Chromium plating

Although chromium was used in electroplating as far back as the mid 1800s, it took a breakthrough in 1924 by Fink and Eldridge of Columbia University (based on a George Sargent paper of 1920) to make it viable for widespread commercial application. Even then, it probably took the best part of a further decade for the new technique to become widely available and cheap enough to compete with alternatives such as nickel. This slow introduction is borne out by Birmingham Trade directories, which show no chromium plating companies in 1927, then one each in 1928/9, five in 1930 and twelve in 1931. As far as buttons are concerned, a Firmin catalogue from as late as 1933 only offers this finish at a 25% premium over gilt, silver plate and brass, and then only for livery buttons. [Many thanks to Rex Butler for this information].


I am currently aware of only seven badges that are definitely from the tramway era (i.e., they include 'tramway' in the title) and which are unequivocally chromium plated.
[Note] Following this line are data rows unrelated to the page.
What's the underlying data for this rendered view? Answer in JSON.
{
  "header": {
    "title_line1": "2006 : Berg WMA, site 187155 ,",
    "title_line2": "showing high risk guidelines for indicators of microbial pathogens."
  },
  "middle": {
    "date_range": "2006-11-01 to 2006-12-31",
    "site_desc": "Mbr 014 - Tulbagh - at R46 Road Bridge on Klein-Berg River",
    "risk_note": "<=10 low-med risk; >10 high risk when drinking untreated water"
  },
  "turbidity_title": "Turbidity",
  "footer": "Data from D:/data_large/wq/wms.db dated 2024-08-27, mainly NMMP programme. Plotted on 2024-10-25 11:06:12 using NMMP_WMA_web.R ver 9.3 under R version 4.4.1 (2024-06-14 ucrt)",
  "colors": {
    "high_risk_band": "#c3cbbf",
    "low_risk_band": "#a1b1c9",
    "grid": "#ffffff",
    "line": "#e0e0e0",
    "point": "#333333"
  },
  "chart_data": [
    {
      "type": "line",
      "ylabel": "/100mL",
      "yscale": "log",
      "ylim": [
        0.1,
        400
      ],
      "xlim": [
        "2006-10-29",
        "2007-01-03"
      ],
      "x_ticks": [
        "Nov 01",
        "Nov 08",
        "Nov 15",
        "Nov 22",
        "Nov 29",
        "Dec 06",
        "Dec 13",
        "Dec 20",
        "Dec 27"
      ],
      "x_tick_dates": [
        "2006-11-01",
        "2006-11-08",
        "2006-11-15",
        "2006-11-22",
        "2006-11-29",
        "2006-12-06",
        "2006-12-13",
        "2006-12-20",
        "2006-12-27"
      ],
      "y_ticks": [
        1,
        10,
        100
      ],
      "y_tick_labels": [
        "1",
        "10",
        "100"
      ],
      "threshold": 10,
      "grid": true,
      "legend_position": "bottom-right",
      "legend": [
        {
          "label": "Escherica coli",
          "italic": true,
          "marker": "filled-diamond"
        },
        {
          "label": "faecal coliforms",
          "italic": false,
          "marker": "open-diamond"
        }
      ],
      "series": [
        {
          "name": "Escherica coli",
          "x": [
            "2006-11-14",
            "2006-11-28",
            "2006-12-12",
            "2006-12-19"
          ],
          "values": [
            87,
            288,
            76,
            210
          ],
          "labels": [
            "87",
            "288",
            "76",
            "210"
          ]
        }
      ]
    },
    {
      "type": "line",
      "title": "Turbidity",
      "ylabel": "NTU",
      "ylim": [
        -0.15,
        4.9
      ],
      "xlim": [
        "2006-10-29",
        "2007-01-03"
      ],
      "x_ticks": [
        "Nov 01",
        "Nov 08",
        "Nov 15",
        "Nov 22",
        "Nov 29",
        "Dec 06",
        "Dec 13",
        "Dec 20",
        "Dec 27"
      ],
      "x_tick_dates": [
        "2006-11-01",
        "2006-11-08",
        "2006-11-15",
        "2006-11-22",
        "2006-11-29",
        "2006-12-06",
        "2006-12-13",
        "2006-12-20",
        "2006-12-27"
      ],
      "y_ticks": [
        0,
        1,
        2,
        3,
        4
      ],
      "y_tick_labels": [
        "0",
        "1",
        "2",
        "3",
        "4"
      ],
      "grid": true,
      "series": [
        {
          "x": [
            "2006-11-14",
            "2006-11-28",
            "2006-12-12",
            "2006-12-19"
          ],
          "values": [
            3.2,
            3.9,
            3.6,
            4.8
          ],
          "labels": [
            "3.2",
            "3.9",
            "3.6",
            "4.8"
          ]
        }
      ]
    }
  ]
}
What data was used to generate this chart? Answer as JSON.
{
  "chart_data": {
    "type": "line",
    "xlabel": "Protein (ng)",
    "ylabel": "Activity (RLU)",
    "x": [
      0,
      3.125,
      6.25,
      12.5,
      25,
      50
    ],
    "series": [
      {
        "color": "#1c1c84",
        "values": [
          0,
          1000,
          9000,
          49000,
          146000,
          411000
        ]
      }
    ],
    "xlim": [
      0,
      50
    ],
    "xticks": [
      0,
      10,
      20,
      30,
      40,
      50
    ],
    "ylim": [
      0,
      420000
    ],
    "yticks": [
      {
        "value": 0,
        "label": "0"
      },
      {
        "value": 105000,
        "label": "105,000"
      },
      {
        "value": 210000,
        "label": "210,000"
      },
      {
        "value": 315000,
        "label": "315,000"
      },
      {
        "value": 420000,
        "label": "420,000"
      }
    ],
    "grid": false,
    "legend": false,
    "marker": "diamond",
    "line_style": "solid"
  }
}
I’ve listed these together with the closure dates of the respective systems:
  • Brighton Corporations Tramways cap badge - 1939 - see link
  • Halifax Corporation Tramways cap badge - 1939 - see link
  • Liverpool City Tramways cap badge - 1957, however, a style of badge which was superseded in 1934 - see link
  • Manchester Corporation Tramways cap badge - 1949 - see link
  • Nottingham Corporation Tramways cap badge - 1936 - see link
  • Oldham Corporation Tramways cap badge - 1946 - see link
  • Wallasey Corporation Tramways cap badge - 1933 - see link (lugs chromium plated as well)
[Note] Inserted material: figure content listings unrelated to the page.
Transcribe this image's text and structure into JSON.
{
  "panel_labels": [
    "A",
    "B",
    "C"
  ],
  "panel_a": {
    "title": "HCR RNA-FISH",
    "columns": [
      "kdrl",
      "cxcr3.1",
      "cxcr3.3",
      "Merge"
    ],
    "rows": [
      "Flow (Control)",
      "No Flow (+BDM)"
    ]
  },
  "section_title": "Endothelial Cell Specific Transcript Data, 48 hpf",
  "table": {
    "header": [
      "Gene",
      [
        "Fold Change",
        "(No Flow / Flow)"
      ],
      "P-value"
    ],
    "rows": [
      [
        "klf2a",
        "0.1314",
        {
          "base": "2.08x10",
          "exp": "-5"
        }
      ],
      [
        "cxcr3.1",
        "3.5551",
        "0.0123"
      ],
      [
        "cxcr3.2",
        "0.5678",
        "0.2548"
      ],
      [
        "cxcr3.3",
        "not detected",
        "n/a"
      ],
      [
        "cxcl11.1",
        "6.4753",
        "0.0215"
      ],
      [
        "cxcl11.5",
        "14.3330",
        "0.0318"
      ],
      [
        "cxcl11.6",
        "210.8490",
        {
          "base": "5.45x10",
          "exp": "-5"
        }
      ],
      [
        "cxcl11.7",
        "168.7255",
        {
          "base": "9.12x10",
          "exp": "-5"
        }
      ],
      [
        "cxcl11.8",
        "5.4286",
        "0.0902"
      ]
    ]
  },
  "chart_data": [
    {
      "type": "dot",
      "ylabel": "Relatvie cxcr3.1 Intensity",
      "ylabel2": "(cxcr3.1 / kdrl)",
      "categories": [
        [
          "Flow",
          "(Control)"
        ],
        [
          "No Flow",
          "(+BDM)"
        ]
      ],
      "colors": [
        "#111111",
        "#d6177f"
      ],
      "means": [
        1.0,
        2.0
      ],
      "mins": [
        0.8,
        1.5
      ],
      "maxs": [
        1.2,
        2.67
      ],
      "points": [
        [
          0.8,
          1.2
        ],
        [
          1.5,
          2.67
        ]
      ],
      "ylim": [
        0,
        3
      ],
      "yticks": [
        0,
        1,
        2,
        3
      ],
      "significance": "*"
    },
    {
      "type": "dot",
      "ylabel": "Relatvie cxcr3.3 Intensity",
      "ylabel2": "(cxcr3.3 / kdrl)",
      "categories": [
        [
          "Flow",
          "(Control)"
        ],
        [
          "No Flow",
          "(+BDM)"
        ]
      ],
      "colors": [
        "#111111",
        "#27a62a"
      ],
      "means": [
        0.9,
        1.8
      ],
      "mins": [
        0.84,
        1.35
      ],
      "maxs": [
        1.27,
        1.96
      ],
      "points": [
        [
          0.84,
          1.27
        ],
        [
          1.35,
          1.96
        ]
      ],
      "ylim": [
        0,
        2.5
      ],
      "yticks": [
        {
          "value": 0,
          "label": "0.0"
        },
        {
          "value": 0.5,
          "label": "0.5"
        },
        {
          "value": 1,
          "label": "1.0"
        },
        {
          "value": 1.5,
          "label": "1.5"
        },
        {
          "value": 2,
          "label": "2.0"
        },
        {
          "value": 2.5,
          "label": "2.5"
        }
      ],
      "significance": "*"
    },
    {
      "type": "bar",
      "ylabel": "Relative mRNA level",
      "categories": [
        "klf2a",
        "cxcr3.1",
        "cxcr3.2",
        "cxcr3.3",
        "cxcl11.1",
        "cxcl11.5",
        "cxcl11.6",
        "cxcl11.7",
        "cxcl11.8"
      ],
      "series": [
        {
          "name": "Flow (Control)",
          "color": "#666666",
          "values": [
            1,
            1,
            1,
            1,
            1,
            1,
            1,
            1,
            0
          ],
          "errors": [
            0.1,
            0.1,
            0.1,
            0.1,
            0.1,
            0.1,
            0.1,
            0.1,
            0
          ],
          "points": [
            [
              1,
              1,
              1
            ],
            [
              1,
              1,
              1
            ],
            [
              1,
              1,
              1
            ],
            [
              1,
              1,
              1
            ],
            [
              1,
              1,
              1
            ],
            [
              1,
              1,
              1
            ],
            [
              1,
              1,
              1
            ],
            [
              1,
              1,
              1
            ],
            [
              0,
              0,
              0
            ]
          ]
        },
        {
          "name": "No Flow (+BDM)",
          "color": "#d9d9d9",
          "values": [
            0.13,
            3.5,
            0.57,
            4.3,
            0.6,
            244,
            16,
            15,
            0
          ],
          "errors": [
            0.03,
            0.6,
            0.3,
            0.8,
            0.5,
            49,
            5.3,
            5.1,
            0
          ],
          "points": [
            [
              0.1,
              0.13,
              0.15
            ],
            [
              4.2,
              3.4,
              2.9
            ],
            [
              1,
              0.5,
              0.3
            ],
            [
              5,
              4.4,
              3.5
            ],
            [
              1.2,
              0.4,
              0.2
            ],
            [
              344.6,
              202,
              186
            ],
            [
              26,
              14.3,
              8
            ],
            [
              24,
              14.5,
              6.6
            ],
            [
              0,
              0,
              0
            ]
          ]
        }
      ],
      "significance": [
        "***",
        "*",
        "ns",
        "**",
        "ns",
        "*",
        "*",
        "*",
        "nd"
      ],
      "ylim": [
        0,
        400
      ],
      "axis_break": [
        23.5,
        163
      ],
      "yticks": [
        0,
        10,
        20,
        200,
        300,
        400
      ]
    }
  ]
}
These dates tentatively suggest that chrome badges were first introduced in the early 1930s, though the use of this material was certainly not widespread.

I have examples of several buttons that have almost certainly been finished/manufactured in nickel or brass and have at some point subsequent to this been subjected to ‘chroming’, very probably by a collector. The tell-tale signs are heavy chroming of the front, back and shank, and/or a very heavy shiny finish that obscures the design or even covers what was evidently an already worn front. The following can therefore safely be discounted as genuine:
  • Accrington Corporation Tramways
  • Blackburn Corporation Tramways
  • Lincoln Corporation Tramways
  • Nottingham Corporation Tramways
  • Salford Corporation Tramways
  • Sheffield Corporation Tramways

Buttons which appear genuine, ie, have a chrome front, but a brass back and shank, are listed below, together with the respective closure dates for the systems:
  • Blackpool Corporation Tramways - still open
  • Bolton Corporation Tramways - 1947
  • County Borough of Newport Tramways - 1937
  • Coventry Corporation Tramways - 1940
  • Edinburgh Corporation tramways - 1956 (1-piece construction with chrome shank)
  • Exeter Corporation Tramways - 1931
  • Great Yarmouth Corporation Tramways - 1933
  • Grimsby Corporation Tramways - 1937
  • Huddersfield Corporation Tramways - 1940
  • Leicester City Tramways - 1949
  • Lowestoft Corporation Tramways - 1931 (Lowestoft apparently continued to issue uniforms bearing 'tramway' buttons and badges for over two decades following closure, which no doubt explains the large number of chrome buttons which have survived)
  • Norwich Electric Tramways - 1935
  • Portsmouth Corporation Tramways - 1936
  • Rotherham Corporation Tramways - 1949
  • Stockport Corporation Electric Tramways - 1951
  • Warrington Corporation Tramways - 1935
  • Wigan Corporation Tramways - 1931
  • Yorkshire (West Riding) Electric Tramways - 1932

Perhaps the most interesting of these are Wigan, due to its early closure date, and Stockport. Although the latter closed as late as 1951, the corporation actually changed its armorial device in 1932, and all known chrome buttons bear the old device, suggesting that they were manufactured before 1932. Wigan also changed its armorial device, but in 1922, which is clearly too early for chroming, yet all known buttons bearing the newer device are chrome. One explanation for this may be that the corporation waited until it had issued/exhausted stocks of the older buttons before ordering replacements with the newer design, but then in chrome.

Taken together, the above suggests that chrome-plated buttons first made their appearance in the very late 1920s and early 1930s, only becoming more widespread as that decade wore on. This still leaves certain puzzles, for example, why on earth operators like the Yorkshire (West Riding) Electric Tramways and Exeter Corporation Tramways would have gone to the extra expense of chrome when closure was probably imminent.